Je me souviens d’un vendredi saint très tourmenté où je me sentais pris à mon propre piège et où mon ordinateur se mit à tourner sans s’arrêter tandis que j’inventai la maxime: « On est souvent le dindon de la farce que l’on a soi-même écrite. » Comme j’essayais en vain d’arrêter mon ordinateur, j’entenddis le Père Raniero Cantalamessa, chapelin de la maison du pape, qui disait ce que je pris pour une maxime définitive: « On a souvent imaginé de reconstituer le mouvement de la pensée humaine, mais on n’a jamais imaginé une machine qui puisse aimer comme un être humain. » Je m’étais forgé cette définition atomiste de la pensée humaine à laquelle je souscris encore, car on peut être atomiste et croyant, matérialiste et spiritualiste: « La pensée humaine est la rencontre électriquement organisée entre deux infinitésimaux universels présents dans le cerveau. » Cette définition était tributaire de ma lecture de Bergson qui s’oppose absolument à toute localisation cérébrale de l’esprit (pas moi), mais que je rejoins quand il pense que tous nos souvenirs sont présents à notre mémoire.

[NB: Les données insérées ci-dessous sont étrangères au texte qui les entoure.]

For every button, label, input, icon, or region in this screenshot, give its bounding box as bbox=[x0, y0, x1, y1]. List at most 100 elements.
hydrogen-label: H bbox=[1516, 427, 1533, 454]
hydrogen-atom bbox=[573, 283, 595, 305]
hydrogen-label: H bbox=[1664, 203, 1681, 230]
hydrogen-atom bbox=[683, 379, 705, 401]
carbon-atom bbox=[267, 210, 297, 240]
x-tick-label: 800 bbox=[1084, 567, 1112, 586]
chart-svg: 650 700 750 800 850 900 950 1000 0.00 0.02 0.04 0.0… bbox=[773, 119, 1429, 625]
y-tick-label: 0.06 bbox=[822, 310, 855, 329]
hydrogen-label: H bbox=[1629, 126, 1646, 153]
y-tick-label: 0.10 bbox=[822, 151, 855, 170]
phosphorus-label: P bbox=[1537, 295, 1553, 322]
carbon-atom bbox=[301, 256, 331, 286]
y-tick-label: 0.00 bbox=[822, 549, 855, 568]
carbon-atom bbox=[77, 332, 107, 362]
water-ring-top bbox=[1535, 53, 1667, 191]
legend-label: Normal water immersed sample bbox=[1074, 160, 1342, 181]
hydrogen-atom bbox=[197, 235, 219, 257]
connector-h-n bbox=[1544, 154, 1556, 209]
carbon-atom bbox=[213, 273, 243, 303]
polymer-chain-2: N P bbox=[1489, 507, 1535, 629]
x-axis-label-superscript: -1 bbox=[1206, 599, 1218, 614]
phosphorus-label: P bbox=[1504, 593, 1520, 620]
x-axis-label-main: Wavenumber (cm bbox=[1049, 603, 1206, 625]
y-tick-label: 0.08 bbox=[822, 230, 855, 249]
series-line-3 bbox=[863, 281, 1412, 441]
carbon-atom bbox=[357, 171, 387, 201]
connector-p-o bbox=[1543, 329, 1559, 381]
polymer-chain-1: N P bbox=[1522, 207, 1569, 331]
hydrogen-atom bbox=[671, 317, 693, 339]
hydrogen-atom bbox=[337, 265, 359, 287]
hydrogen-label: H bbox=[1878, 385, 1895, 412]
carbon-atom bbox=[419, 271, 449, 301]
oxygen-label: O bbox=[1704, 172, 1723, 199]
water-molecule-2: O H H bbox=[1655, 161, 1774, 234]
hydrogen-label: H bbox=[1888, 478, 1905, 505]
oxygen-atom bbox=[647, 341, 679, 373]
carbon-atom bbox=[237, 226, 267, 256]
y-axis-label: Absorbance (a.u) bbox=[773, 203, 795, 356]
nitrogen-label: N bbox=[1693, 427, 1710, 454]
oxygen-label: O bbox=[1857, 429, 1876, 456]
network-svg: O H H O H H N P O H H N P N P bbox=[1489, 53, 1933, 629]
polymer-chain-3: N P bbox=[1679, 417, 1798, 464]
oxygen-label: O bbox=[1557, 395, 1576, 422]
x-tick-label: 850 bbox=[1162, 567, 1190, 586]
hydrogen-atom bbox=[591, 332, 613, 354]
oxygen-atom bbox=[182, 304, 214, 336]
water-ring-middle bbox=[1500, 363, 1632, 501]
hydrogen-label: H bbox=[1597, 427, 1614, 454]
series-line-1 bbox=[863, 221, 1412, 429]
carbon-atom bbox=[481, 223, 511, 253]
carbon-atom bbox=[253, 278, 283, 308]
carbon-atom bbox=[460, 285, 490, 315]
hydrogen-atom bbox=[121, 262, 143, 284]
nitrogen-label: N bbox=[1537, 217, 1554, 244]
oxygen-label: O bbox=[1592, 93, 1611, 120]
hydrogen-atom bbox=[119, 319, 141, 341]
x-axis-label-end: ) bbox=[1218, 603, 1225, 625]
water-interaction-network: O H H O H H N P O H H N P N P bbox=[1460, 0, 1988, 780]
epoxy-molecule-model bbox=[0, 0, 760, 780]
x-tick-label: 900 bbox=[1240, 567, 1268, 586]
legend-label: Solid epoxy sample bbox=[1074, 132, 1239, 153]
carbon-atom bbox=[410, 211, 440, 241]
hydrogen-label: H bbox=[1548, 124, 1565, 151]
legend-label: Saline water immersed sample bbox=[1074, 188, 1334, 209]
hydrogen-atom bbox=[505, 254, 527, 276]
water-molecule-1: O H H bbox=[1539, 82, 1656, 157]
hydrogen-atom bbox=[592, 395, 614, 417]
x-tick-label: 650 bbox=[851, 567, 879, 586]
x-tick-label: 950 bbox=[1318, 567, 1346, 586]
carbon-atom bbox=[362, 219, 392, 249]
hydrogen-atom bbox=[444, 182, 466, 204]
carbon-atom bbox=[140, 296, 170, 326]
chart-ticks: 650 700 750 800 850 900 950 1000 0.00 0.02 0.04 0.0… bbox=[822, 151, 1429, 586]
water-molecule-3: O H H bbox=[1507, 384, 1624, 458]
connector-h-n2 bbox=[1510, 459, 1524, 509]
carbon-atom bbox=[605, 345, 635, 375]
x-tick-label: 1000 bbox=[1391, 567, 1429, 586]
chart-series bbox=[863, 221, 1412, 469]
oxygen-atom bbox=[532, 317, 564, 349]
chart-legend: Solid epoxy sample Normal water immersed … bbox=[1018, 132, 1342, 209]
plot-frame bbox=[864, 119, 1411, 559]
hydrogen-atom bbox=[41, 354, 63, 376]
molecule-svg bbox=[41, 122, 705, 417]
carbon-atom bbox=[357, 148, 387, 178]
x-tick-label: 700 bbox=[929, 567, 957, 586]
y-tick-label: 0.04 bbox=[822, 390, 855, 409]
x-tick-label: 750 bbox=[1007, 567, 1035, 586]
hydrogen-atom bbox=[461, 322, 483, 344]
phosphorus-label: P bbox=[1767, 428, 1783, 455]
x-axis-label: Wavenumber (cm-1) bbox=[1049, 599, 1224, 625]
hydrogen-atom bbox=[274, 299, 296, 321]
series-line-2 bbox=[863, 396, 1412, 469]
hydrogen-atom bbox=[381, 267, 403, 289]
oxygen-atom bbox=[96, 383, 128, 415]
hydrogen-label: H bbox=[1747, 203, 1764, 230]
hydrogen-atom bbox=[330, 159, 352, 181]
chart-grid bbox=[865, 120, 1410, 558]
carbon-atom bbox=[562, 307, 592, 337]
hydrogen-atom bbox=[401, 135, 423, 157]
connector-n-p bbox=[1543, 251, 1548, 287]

Pour en revenir à l’ordinateur, l’intelligence artificielle s’est longtemps contentée de nous poser des questions auxquelles nous étions sommés de répondre par oui ou par non. C’était enfin pour nous le moment de choisir, ce que nous différons si volontiers de faire, abouliques jusqu’à la neurasthénie. Mais il fallait être aussi naïf que moi pour croire que l’intelligence artificielle s’arrêterait là et s’en tiendrait à nous poser des questions ou à répondre aux nôtres. La poésie ou la musique assistées par ordinateur semblaient relever du hasard, elles n’étaient pas dangereuses. Aujourd’hui, l’intelligence artificielle montre, si j’ose dire, son vrai visage: elle ne se contente plus de nous poser des questions, elle singe notre création. La machine singe l’homme come le diable est le singe de dieu. À moins de croire à l’homme-machine, ce que je crois être une option: j’ai déjà dit que j’étais matérialiste.
Passons au choix. Un homme dont je m’honore d’être ou de me croire l’ami, l’abbé Guillaume de Tanouarn dont j’ai souvent parlé ici, m’a appris le peu de choses que je sais sur le choix. (Un des grands malheurs de ma vie a été de ne pas savoir poser un seul choix positif ni prendre un tournant qui ne serait pas négociable. or on construit sa vie sur l’ensemble de ses choix positifs, faute de quoi on est condamné à traîner une valise de regrets qui deviennent une montagne devant notre conscience accablée. Toute décision est bonne à prendre et déclarerait-on forfait face au combat spirituel, on n’échappera jamais au combat contre soi-même. L'existentialisme comme la spiritualité ignatienne sont des écoles de choix).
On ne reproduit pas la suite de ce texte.